Frontier IP notes the following announcement portfolio company The Vaccine Group (“TVG” or the “Company”) and The Animal and Plant Health Agency (APHA) have been awarded an Innovate UK Smart grant of more than £400,000.
The grant money will be used to develop vaccines for use in cattle based on TVG’s novel herpesvirus-based antigen delivery platform. Two diseases are initially being targeted: bovine respiratory syncytial virus (BRSV) and lumpy skin disease (LSD). BRSV is widespread globally and causes severe economic harm, while LSD is spreading rapidly. Frontier IP holds a 17 per cent stake in the Company.
APHA is an executive agency of the Department for Environment, Food & Rural Affairs (Defra), and also works on behalf of the Scottish and Welsh governments. Itis responsible for animal, plant and bee health in the UK.
The Innovate UK grant and APHA collaboration is the latest in a series of awards and partnerships announced by TVG this year. In September 2024, Defra awarded more than £1 million to a project led by TVG, the University of Plymouth and the University of Cambridge to develop vaccine candidates to tackle Streptococcus suis, an emerging zoonotic disease prevalent in pigs. Earlier this year the Company announced a collaboration with The Pirbright Institute to develop vaccines to combat African swine fever.
Neil Crabb, Frontier IP Chief Executive Officer, said:
I am delighted with this latest grant award for TVG and the collaboration with the Animal and Plant Health Agency. The number of awards and the prestigious organisations the Company is working with provides a strong validation of its novel technology. We are very excited about its potential.
The Vaccine Group statement begins: a
IUK Smart grant awarded to The Vaccine Group and APHA for cattle vaccine platform development
The Animal and Plant Health Agency [APHA], Surrey and The Vaccine Group Ltd., Plymouth, are delighted to announce that Innovate UK has awarded them a Smart grant in excess of £400,000. The grant will be used to further develop a novel viral vector platform for the delivery of vaccine antigens for use in cattle, in a project that will last for 19 months.
The technology that has been developed by scientists at TVG’s laboratories in Plymouth, Devon, has been used to create candidate vaccines for several important infectious diseases in cattle worldwide. In this project candidate vaccines for two diseases will be used to demonstrate the capabilities of the technology.
The two diseases for which candidate vaccines have been created by TVG for this project are bovine respiratory syncytial virus (BRSV) and lumpy skin disease (LSD). BRSV is the leading viral cause of respiratory illness in young calves in the UK, impacting around 1.9 million calves annually and costing approximately £54 million. The virus is prevalent worldwide and poses a substantial economic burden on both beef and dairy producers. In the last 10 years, LSDV has spread dramatically outside its natural enzootic geographies in Africa and the Middle East, causing severe disease in first eastern Europe, and then SE Asia and now the Far East.
Working with key opinion leaders for the two diseases in the UK and Canada respectively, TVG has inserted transgenes for protective antigens from each virus into two separate constructs through genetic manipulation. Both vaccine candidates have been shown to be stable genetically and have demonstrated stable and prolonged protein expression in tissue culture over multiple passages. Both diseases have broad global prevalence, with BRSV especially affecting intensively reared cattle globally. Currently available commercial vaccines for BRSV do not prevent shedding and are restricted from use in very young calves by maternal immunity. There are no DIVA vaccines available for LSD currently, which limits their use in areas where serosurveillance and eradication programmes are in place. TVG’s candidate vaccines will address all of these issues.

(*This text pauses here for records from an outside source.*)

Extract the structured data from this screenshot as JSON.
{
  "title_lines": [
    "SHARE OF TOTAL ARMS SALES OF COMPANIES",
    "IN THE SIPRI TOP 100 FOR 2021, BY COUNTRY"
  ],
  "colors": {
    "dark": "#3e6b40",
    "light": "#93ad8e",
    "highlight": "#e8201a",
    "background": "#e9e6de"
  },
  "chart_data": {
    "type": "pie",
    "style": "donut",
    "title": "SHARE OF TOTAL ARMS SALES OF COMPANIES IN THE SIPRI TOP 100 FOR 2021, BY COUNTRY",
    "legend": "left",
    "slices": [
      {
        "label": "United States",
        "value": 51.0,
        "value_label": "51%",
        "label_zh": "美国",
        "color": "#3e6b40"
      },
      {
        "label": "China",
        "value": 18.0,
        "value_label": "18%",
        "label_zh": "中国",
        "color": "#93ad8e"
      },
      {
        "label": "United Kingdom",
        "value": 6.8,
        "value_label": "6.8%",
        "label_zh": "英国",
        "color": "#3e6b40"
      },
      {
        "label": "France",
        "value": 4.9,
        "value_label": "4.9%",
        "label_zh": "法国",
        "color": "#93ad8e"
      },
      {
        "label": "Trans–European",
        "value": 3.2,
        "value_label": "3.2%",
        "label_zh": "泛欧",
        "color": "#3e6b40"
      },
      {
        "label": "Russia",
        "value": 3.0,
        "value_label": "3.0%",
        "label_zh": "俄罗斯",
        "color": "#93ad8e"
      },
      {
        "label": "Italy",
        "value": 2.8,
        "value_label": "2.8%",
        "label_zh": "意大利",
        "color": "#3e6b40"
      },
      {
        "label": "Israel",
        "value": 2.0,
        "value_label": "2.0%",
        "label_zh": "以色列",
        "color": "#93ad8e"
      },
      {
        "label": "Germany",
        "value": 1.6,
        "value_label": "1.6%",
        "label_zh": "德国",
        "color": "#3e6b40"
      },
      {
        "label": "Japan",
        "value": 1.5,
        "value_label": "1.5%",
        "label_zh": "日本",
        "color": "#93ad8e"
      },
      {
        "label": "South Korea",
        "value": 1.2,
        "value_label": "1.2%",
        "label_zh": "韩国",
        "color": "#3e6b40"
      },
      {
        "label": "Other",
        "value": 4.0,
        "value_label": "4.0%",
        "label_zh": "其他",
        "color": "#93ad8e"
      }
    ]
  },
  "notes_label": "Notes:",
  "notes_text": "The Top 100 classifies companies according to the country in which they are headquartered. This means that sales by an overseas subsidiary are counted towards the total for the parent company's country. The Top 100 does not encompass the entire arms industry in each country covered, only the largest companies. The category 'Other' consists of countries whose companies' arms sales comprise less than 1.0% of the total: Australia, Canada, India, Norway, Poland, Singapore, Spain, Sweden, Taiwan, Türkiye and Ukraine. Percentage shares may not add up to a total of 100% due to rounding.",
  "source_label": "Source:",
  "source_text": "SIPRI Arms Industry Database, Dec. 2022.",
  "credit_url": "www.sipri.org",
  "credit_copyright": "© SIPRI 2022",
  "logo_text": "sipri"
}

In addition to the scientific inputs from TVG and APHA staff from the Department of Pathology and Animal Sciences, the project will be supported by the World Reference Laboratory for Non-Vesicular Diseases at The Pirbright Institute, Surrey, to determine how the vaccine candidates can produce an adequate serological response in animals and protect cattle from these diseases.
Dr Jeremy Salt, Chief Executive Officer at The Vaccine Group said:
For cattle farmers around the globe infectious diseases are a major cause for concern and can lead to significant losses – both in terms of animal health and welfare, and in financial terms. Our goal in developing a viral vector platform for use in cattle effective vaccines is to overcome some of the deficiencies that affect the current commercialised vaccines. By doing so, we can better protect the farmers, their animals and their livelihoods. We can also make beef and milk production more efficient, humane and sustainable, at the same time helping the sector address the global challenges of antibiotic resistance and carbon emissions.
The project will build on previous research by The Vaccine Group, through which the potential candidates for these vaccines were identified.
The technology works by administering a benign virus to cattle which in turn stimulates the expression of proteins that induce an immune response in the animals to a pathogen. The new trials will explore its potential to protect against different infectious diseases of cattle.